Depois de ultrapassar a fronteira da morte metafórica, na qual Andrea deixa
de existir para Barcelona e a cidade também parece deixar de existir para ela, a
personagem passa por uma espécie de ressurreição, ao ser tocada por uma forte
brisa e ao ser despertada pelo tremular de um branco lençol, comparado ao sudário,
que a alerta e a retira do estado de semi-inconsciência.
A morte e a ressurreição simbólicas são marcos de mudanças na vida de
Andrea. Impossibilitada de encontrar a plenitude existencial na cidade de Barcelona,
onde a infinita beleza de suas paisagens é incapaz de se sobrepor ao deteriorado
mundo da casa da rua Aribau e às frustrações vividas pela jovem naquela dura
transição entre a adolescência e a vida adulta, a protagonista é salva pela única
pessoa que representa em sua vida o pólo de positividade. Ena e sua família se
mudariam no fim do verão para Madrid, onde o pai da jovem se ocuparia dos
negócios do sogro. A amiga propõe a Andrea que se mude com sua família, que se
transfira para uma universidade madrilenha e que trabalhe com seu pai. Esta é a
possibilidade de redenção que Andrea encontra depois de um ano de decepções e
de sofrimentos.
Ao se despedir da casa e da cidade, a narradora não recria as mesmas
ingênuas expectativas que alimentara quando da sua vinda do interior para
Barcelona:
Estaba ya vestida cuando el chófer llamó discretamente a la
puerta. La casa entera parecía silenciosa y dormida bajo la luz
grisácea que entraba por los balcones. No quería despertarla.

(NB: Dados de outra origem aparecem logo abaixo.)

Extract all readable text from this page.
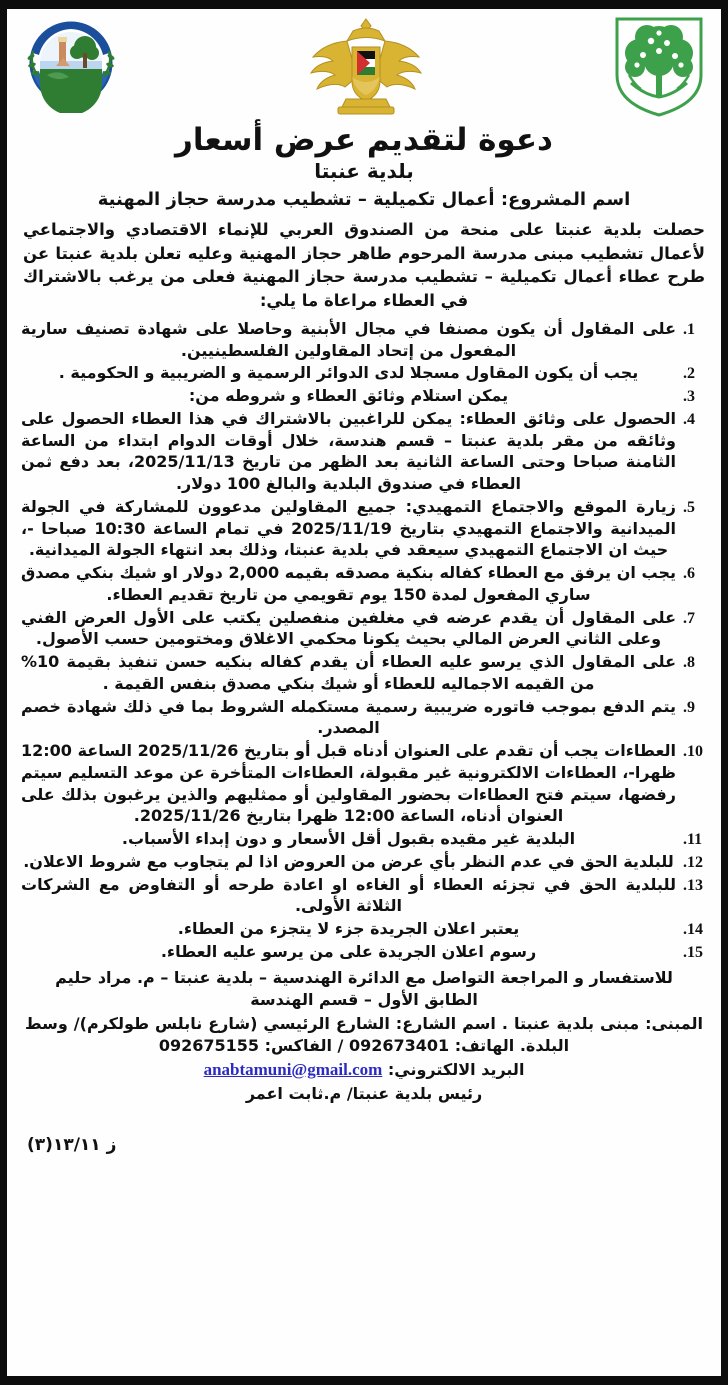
دعوة لتقديم عرض أسعار
بلدية عنبتا
اسم المشروع: أعمال تكميلية – تشطيب مدرسة حجاز المهنية

حصلت بلدية عنبتا على منحة من الصندوق العربي للإنماء الاقتصادي والاجتماعي لأعمال تشطيب مبنى مدرسة المرحوم طاهر حجاز المهنية وعليه تعلن بلدية عنبتا عن طرح عطاء أعمال تكميلية – تشطيب مدرسة حجاز المهنية فعلى من يرغب بالاشتراك في العطاء مراعاة ما يلي:

1. على المقاول أن يكون مصنفا في مجال الأبنية وحاصلا على شهادة تصنيف سارية المفعول من إتحاد المقاولين الفلسطينيين.
2. يجب أن يكون المقاول مسجلا لدى الدوائر الرسمية و الضريبية و الحكومية .
3. يمكن استلام وثائق العطاء و شروطه من:
4. الحصول على وثائق العطاء: يمكن للراغبين بالاشتراك في هذا العطاء الحصول على وثائقه من مقر بلدية عنبتا – قسم هندسة، خلال أوقات الدوام ابتداء من الساعة الثامنة صباحا وحتى الساعة الثانية بعد الظهر من تاريخ 2025/11/13، بعد دفع ثمن العطاء في صندوق البلدية والبالغ 100 دولار.
5. زيارة الموقع والاجتماع التمهيدي: جميع المقاولين مدعوون للمشاركة في الجولة الميدانية والاجتماع التمهيدي بتاريخ 2025/11/19 في تمام الساعة 10:30 صباحا -، حيث ان الاجتماع التمهيدي سيعقد في بلدية عنبتا، وذلك بعد انتهاء الجولة الميدانية.
6. يجب ان يرفق مع العطاء كفاله بنكية مصدقه بقيمه 2,000 دولار او شيك بنكي مصدق ساري المفعول لمدة 150 يوم تقويمي من تاريخ تقديم العطاء.
7. على المقاول أن يقدم عرضه في مغلفين منفصلين يكتب على الأول العرض الفني وعلى الثاني العرض المالي بحيث يكونا محكمي الاغلاق ومختومين حسب الأصول.
8. على المقاول الذي يرسو عليه العطاء أن يقدم كفاله بنكيه حسن تنفيذ بقيمة 10% من القيمه الاجماليه للعطاء أو شيك بنكي مصدق بنفس القيمة .
9. يتم الدفع بموجب فاتوره ضريبية رسمية مستكمله الشروط بما في ذلك شهادة خصم المصدر.
10. العطاءات يجب أن تقدم على العنوان أدناه قبل أو بتاريخ 2025/11/26 الساعة 12:00 ظهرا-، العطاءات الالكترونية غير مقبولة، العطاءات المتأخرة عن موعد التسليم سيتم رفضها، سيتم فتح العطاءات بحضور المقاولين أو ممثليهم والذين يرغبون بذلك على العنوان أدناه، الساعة 12:00 ظهرا بتاريخ 2025/11/26.
11. البلدية غير مقيده بقبول أقل الأسعار و دون إبداء الأسباب.
12. للبلدية الحق في عدم النظر بأي عرض من العروض اذا لم يتجاوب مع شروط الاعلان.
13. للبلدية الحق في تجزئه العطاء أو الغاءه او اعادة طرحه أو التفاوض مع الشركات الثلاثة الأولى.
14. يعتبر اعلان الجريدة جزء لا يتجزء من العطاء.
15. رسوم اعلان الجريدة على من يرسو عليه العطاء.

للاستفسار و المراجعة التواصل مع الدائرة الهندسية – بلدية عنبتا – م. مراد حليم

الطابق الأول – قسم الهندسة

المبنى: مبنى بلدية عنبتا . اسم الشارع: الشارع الرئيسي (شارع نابلس طولكرم)/ وسط البلدة. الهاتف: 092673401 / الفاكس: 092675155

البريد الالكتروني: anabtamuni@gmail.com

رئيس بلدية عنبتا/ م.ثابت اعمر
ز ١٣/١١(٣)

Bajé las escaleras, despacio. Sentía una viva emoción.
Recordaba la terrible esperanza, el anhelo de vida con que las había
subido por primera vez. Me marchaba ahora sin haber conocido nada
de lo que confusamente esperaba: la vida en su plenitud, la alegría,
el interés profundo, el amor. De la casa de la calle de Aribau no me
llevaba nada. Al menos, así creía yo entonces. (p. 275)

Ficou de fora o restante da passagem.